= 1921 Orkney and Shetland by-election =

UK parliamentary by-election

The 1921 Orkney and Shetland by-election was a parliamentary by-election held for the British House of Commons constituency of Orkney and Shetland on 17 May 1921.

==Vacancy==
The by-election was caused by the death in London on 19 April 1921 of the sitting Coalition Liberal MP, Cathcart Wason. Wason had represented Orkney and Shetland since the 1900 general election. At the 1918 general election he had been returned unopposed, having been awarded the Coalition coupon.

==Candidates==
The Coalition Liberals selected Sir Malcolm Smith, an ex-chief magistrate of Leith and a native of Shetland with large commercial interests in the islands.

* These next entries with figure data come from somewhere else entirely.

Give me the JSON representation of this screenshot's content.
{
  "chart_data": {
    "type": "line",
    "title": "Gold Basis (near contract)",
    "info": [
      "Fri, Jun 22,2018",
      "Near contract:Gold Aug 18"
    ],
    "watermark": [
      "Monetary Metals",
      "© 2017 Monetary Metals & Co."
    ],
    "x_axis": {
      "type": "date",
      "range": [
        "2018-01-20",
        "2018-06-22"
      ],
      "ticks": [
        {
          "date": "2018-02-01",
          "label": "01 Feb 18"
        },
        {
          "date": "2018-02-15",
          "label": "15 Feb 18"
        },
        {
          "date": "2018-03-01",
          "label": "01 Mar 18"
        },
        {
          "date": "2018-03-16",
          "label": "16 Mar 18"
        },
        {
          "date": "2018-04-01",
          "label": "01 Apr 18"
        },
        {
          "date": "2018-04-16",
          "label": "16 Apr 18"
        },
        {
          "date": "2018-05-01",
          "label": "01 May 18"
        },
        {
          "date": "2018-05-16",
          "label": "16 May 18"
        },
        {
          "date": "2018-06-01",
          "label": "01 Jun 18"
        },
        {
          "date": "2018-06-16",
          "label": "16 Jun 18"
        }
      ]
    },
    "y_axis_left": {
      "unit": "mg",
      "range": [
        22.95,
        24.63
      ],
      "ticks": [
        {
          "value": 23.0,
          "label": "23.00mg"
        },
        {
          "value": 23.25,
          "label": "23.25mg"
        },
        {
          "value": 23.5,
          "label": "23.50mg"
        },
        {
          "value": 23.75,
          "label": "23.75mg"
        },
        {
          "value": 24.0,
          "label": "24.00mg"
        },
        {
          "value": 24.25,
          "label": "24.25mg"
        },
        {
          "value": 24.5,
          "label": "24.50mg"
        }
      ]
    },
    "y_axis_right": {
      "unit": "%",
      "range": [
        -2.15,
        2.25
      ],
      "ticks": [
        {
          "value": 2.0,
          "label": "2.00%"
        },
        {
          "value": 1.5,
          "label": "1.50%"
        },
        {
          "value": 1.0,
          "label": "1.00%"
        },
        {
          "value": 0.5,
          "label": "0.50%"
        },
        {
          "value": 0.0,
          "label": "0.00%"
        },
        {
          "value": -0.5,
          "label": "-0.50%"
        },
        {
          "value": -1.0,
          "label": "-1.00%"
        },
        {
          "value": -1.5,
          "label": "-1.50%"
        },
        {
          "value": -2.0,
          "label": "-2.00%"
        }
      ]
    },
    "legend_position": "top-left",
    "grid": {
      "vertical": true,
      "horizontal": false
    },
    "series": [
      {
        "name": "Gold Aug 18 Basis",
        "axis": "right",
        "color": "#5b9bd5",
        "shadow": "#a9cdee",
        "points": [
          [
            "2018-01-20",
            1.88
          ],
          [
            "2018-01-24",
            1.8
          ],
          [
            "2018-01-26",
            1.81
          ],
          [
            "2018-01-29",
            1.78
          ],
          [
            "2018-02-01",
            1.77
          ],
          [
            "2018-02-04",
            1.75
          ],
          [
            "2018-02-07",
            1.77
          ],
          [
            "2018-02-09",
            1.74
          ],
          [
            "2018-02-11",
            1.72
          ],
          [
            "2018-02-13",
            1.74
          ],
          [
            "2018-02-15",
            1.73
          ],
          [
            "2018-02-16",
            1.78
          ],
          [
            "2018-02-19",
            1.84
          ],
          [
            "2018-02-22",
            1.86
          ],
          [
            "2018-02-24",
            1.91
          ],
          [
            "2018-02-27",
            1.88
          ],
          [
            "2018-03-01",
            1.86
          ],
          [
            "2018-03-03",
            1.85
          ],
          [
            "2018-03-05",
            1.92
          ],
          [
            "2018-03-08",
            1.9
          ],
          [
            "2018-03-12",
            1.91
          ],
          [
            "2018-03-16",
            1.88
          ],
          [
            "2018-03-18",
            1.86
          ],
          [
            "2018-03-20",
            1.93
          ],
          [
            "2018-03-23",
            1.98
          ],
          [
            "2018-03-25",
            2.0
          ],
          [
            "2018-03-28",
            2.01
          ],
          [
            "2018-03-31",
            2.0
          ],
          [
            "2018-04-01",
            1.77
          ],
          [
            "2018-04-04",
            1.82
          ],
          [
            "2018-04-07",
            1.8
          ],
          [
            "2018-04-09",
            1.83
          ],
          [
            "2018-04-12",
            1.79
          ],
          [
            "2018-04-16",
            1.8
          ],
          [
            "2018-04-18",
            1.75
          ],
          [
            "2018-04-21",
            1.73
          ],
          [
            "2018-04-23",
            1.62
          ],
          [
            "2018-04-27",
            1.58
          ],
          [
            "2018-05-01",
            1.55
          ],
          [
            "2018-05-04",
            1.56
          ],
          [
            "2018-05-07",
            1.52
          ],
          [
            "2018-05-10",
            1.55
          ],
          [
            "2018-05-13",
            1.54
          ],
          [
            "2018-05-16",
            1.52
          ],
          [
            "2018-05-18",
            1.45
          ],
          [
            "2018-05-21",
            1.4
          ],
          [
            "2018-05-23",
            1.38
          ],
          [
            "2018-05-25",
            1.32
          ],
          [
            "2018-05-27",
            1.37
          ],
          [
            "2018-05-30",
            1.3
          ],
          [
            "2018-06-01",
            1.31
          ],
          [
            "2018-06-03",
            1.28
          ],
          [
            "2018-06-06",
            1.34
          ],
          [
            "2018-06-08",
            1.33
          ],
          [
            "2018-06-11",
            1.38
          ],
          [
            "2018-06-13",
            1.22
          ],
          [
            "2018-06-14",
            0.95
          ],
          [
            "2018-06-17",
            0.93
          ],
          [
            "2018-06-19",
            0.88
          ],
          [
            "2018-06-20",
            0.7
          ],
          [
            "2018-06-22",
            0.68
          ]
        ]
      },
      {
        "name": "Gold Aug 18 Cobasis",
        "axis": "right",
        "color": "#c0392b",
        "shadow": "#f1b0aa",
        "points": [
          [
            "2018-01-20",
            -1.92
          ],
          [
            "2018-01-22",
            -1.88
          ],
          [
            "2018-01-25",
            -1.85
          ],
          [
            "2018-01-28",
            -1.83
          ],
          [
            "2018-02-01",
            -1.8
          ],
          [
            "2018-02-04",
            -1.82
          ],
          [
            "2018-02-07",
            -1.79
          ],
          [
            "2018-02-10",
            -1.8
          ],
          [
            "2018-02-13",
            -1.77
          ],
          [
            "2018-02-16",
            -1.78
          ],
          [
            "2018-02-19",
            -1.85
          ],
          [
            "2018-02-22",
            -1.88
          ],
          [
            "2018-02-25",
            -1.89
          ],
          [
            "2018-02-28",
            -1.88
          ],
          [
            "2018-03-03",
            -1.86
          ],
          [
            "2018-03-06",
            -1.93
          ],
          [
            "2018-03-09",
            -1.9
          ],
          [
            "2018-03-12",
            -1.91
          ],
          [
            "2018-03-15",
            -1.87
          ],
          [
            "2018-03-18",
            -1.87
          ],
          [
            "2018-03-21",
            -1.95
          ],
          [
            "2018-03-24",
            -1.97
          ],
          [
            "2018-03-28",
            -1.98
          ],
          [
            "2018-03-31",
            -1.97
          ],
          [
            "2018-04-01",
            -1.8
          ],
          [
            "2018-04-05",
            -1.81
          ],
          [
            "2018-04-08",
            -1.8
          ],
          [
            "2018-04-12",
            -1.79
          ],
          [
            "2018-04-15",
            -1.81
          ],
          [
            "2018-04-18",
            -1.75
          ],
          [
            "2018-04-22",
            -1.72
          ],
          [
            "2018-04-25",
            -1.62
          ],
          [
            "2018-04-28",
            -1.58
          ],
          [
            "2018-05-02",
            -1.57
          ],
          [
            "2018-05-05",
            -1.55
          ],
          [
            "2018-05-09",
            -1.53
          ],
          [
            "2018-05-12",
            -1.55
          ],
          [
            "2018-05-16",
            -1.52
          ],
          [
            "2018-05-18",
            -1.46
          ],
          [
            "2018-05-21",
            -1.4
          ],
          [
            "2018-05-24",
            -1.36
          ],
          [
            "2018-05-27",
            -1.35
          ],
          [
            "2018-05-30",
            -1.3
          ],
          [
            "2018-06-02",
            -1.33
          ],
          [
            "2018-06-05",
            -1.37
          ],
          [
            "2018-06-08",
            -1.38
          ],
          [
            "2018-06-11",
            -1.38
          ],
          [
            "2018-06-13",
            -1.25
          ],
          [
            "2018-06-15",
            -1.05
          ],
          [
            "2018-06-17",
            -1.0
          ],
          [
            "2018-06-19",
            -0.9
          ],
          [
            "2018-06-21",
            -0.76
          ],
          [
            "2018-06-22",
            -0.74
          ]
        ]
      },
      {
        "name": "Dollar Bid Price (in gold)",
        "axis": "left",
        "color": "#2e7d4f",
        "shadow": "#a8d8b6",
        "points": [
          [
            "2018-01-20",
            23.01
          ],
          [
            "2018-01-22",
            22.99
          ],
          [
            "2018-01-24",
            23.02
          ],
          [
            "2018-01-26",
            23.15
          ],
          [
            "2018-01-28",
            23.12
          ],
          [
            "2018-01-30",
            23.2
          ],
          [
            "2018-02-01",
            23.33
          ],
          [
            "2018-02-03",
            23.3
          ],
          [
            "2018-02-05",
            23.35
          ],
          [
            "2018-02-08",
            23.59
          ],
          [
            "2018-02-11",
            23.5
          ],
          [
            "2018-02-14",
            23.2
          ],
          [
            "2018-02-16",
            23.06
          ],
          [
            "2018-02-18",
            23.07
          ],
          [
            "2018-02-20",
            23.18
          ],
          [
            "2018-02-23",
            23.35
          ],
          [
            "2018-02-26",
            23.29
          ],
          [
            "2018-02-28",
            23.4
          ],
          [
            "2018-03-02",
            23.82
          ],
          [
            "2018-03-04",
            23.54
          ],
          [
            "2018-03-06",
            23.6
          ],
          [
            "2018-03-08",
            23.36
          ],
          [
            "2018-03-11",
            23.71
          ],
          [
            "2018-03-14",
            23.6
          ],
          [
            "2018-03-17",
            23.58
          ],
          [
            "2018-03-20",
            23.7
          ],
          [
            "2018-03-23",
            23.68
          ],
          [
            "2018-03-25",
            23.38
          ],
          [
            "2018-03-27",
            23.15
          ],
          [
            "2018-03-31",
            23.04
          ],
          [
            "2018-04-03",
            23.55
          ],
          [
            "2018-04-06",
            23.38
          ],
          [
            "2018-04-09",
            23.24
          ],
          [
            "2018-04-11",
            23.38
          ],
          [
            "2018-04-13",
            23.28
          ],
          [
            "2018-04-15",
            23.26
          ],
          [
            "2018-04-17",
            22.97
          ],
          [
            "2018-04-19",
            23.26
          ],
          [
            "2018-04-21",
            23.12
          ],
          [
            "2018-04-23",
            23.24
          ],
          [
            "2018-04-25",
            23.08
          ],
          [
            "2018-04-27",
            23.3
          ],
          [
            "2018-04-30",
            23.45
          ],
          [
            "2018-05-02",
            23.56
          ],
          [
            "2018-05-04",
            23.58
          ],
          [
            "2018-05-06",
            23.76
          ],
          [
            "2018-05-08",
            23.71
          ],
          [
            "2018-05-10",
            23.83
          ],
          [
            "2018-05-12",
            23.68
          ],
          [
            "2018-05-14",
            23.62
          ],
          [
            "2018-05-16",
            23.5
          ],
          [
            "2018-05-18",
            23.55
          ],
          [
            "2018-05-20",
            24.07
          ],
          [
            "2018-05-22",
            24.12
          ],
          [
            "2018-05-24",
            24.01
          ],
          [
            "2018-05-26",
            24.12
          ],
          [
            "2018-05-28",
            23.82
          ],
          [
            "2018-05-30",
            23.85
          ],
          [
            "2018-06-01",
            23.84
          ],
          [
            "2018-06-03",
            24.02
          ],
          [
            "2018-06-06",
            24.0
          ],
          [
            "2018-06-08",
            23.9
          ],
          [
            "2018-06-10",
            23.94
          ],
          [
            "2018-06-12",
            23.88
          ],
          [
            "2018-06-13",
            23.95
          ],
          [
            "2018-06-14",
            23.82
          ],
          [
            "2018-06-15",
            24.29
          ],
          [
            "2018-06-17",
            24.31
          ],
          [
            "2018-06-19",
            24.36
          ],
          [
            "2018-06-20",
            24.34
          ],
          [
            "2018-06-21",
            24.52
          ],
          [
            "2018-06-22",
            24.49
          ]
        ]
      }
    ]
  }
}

The Unionists did not seek to oppose their Coalition allies, although there was a strong expectation that the Independent Liberals would put up a candidate. There was no Labour Party tradition in the seat at that time. The Asquithian Liberals selected Sir Robert Hamilton, a judge in the East Africa Protectorate, as their candidate but he withdrew his candidature.

==Result==
The field having been left free for Smith by the other parties, he was returned unopposed. However, Smith held the seat only until the 1922 general election when he did face a challenge from Hamilton who emerged the winner by a majority of 625 votes.

==Votes==

Orkney and Shetland by-election, 1921
| Party |  | Candidate | Votes | % | ±% |
| C | Liberal | Malcolm Smith | Unopposed |  |  |
|  | Liberal hold |  |  |  |  |
C indicates candidate endorsed by the coalition government.